Reducing violence for adolescents and their parents in three disadvantaged communities in North India: a pilot implementation study of the Parwarish (PLH-Teens) parenting programme
Kaaren Mathias, Pooja Pillai, Prabhudutt Nayak, Pratibha Milton Singh, Miguel San SebastianObjectives
To evaluate the pilot implementation of Parwarish (Parenting for Lifelong Health–Teens) programme on reducing violence against adolescents and improving parenting practices, mental health, gender attitudes, resilience and financial coping among families in disadvantaged communities in North India.
Design
Pilot implementation study using a pre-post study design.
Setting
Community-based implementation in three disadvantaged settings in North India, including urban informal settlements, rural agricultural areas and remote tribal communities.
Participants
A total of 239 adolescents (aged 12–18 years) and 478 parents from 239 families were recruited using purposive and snowball sampling; all participants completed baseline assessment, with follow-up conducted within 6 weeks after intervention completion.
Interventions
A 14-week group-based parenting intervention delivered weekly in community settings, focusing on communication, problem-solving, non-violent discipline and financial management, facilitated by trained community members.

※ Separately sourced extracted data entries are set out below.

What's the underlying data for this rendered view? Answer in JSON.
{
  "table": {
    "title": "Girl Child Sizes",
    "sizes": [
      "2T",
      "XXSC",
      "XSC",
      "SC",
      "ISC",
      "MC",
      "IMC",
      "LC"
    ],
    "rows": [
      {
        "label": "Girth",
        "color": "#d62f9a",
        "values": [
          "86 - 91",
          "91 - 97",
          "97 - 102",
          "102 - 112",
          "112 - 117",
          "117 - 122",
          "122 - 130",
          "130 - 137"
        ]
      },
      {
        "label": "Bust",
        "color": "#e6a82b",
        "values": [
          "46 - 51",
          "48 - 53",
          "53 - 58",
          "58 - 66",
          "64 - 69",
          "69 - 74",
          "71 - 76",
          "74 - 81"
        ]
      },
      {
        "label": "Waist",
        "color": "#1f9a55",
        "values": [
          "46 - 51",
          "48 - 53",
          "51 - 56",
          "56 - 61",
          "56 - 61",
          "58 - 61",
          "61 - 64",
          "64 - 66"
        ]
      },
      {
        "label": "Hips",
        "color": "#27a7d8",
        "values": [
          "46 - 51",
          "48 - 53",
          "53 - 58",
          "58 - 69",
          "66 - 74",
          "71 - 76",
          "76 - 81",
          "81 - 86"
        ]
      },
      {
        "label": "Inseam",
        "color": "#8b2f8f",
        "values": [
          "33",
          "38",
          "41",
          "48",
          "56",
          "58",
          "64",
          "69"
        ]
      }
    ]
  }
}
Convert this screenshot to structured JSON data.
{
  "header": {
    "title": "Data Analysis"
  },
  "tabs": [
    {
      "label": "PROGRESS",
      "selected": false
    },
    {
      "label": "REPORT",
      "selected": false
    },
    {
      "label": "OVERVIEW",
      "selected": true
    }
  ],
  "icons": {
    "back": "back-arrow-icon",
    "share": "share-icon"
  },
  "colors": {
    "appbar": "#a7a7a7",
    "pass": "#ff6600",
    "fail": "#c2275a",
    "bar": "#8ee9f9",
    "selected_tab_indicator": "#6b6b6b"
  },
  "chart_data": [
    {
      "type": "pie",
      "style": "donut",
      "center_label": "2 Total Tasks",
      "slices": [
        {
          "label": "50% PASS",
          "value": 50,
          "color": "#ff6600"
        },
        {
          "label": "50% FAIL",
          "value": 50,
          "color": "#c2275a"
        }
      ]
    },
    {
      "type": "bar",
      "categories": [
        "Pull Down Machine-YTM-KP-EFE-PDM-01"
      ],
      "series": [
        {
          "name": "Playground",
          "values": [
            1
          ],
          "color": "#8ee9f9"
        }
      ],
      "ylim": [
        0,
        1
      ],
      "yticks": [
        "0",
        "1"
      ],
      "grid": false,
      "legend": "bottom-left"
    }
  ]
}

Primary and secondary outcome measures
Primary outcomes were parent and youth-reported maltreatment. Secondary outcomes included parenting practices, adolescent behaviour, mental health, resilience, gender-equitable attitudes and financial coping.
Results
Significant improvements were observed across all outcomes. Among adolescents, positive parenting increased (β=13.7; 95% CI 12.43 to 14.98), youth behaviour improved (β=9.12; 95% CI 8.11 to 10.13), resilience increased (β=9.53; 95% CI 8.19 to 10.86) and harsh discipline decreased (β=−8.69; 95% CI −10.45 to −6.94). Among parents, positive parenting improved (β=10.6; 95% CI 9.43 to 11.85), youth behaviour improved (β=11.11; 95% CI 10.20 to 12.02), harsh discipline decreased (β=−10.60; 95% CI −12.23 to −8.96) and financial coping improved (β=−4.97; 95% CI −5.98 to −3.97).
Conclusions
This low-cost, community-delivered pilot implementation of the Parwarish intervention was associated with improvements in parenting practices and in mental health and resilience among adolescents and parents. While causal inference is limited by the study design, the findings support further evaluation using controlled designs. It suggests potential for scale-up in similar low-resource settings.
Trial registration number
ACTRN12622000858796.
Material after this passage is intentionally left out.